I had no choice but to ‘fess up. Besides, it’s not really raw; it’s cured and smoked, after all. But I couldn’t help myself. I’m a bacon fanatic, and this was no ordinary bacon. It was Bacon of the Month Club bacon, and I simply couldn’t wait.

If you’re weary of buying ties and sweaters and golf accessories as gifts this time of year, here’s an idea you probably never dreamed existed: a one-year subscription to the Bacon of the Month Club ($140 plus shipping). Mine was purchased for me by my wife, who either loves me dearly or wants to kill me, all slow and greasy-like. The only reason I suspect the former is because she can match my bacon inhalation, strip for succulent strip.

Assuming you’re not a vegetarian, can you imagine anything better?
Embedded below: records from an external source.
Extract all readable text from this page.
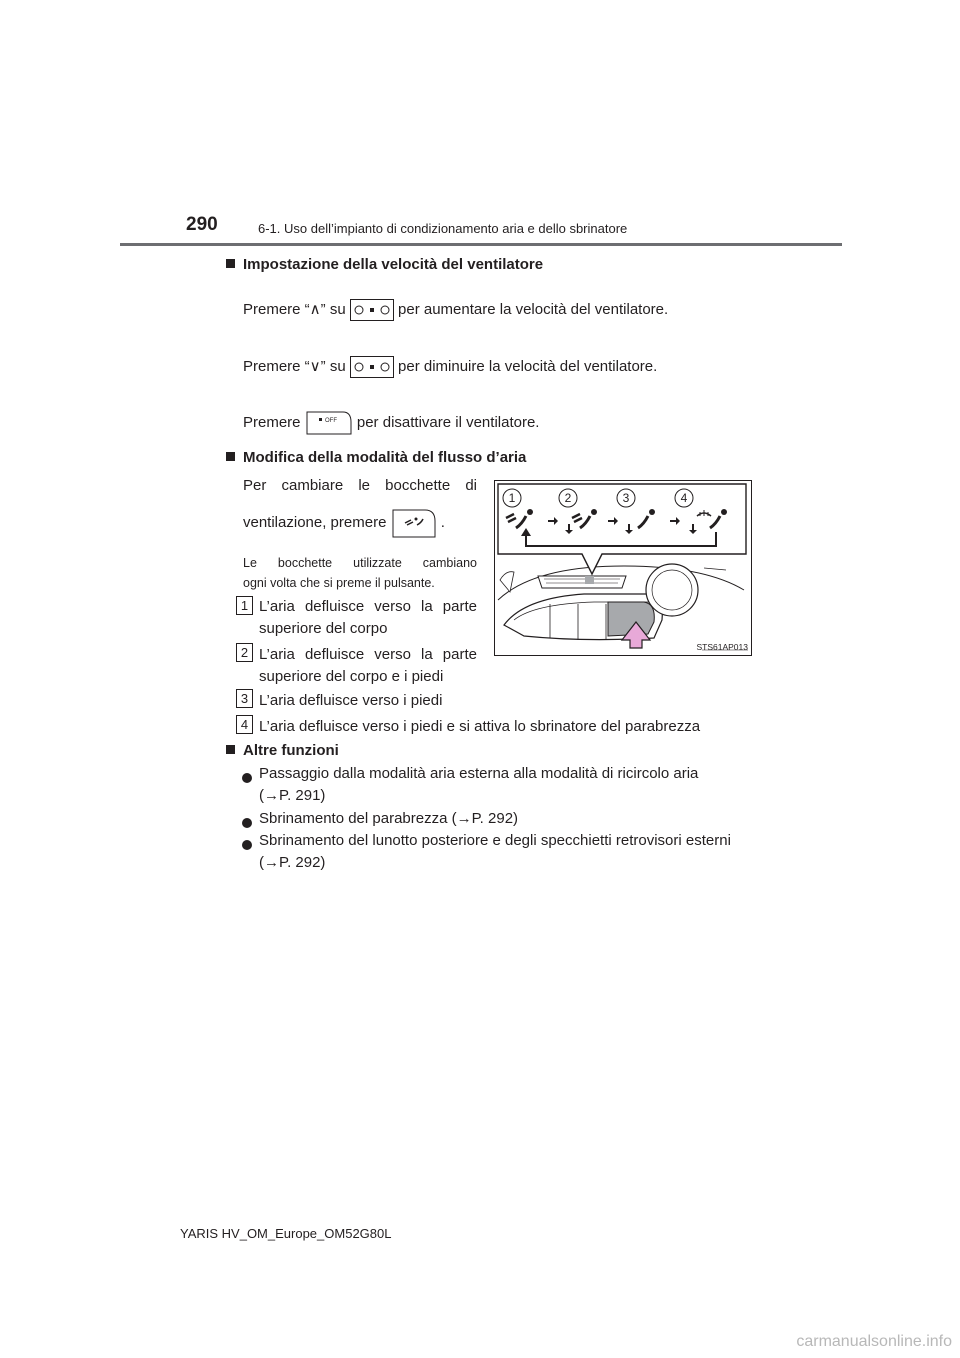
290	6-1. Uso dell’impianto di condizionamento aria e dello sbrinatore
Impostazione della velocità del ventilatore
Premere “∧” su	per aumentare la velocità del ventilatore.
Premere “∨” su	per diminuire la velocità del ventilatore.
Premere	OFF per disattivare il ventilatore.
Modifica della modalità del flusso d’aria
Per cambiare le bocchette di
ventilazione, premere	.
Le bocchette utilizzate cambiano
ogni volta che si preme il pulsante.
1 L’aria defluisce verso la parte
superiore del corpo
2 L’aria defluisce verso la parte
superiore del corpo e i piedi
3 L’aria defluisce verso i piedi
4 L’aria defluisce verso i piedi e si attiva lo sbrinatore del parabrezza
1	2	3	4
STS61AP013
Altre funzioni
Passaggio dalla modalità aria esterna alla modalità di ricircolo aria
(→P. 291)
Sbrinamento del parabrezza (→P. 292)
Sbrinamento del lunotto posteriore e degli specchietti retrovisori esterni
(→P. 292)
YARIS HV_OM_Europe_OM52G80L
carmanualsonline.info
Each month, a pound of small-smokehouse bacon (“artisan bacon,” they call it, summoning images of honest Southern workers toiling over tables of carefully selected pigmeat) arrives well-cured and packed in dry ice at your doorstep. From there, it’s up to you to tear it open, fry it, drain the grease from it (or not) and enjoy it in all its glorious roundhouse flavor.

This innovative if cardiac- unfriendly service comes courtesy of the Grateful Palate, a company that’s doing God’s work (assuming your God is neither Jewish nor Muslim) by procuring and purveying perfect pork products from around the land. The company is not shy about its promotion: It calls club membership “the go-to gift” for someone “who has everything or who has very little.”

Bacon is enjoying a renaissance of sorts in recent years, though it never really went away. The thin, brine- soaked supermarket variety just isn’t cutting it anymore. And in a world where brand identity – and thus product distinctiveness – sometimes seems ever-narrowing, it’s refreshing to see cured, smoked hog going in the direction of microbrewed beers. Diversity, it turns out, is delicious.

My first year of membership, my selections included a perfect apple-smoked bacon from Nodine’s Smokehouse in Torrington, Conn., and an even more perfect hickory-smoked, honey-cured bacon from Swiss Meats in Hermann, Mo. One bacon whose name I can’t remember, alas, was cured with cinnamon, of all things, and turned out to be one of the most memorable entries – not sweet at all, but delightfully piquant. That was the one I was caught eating raw.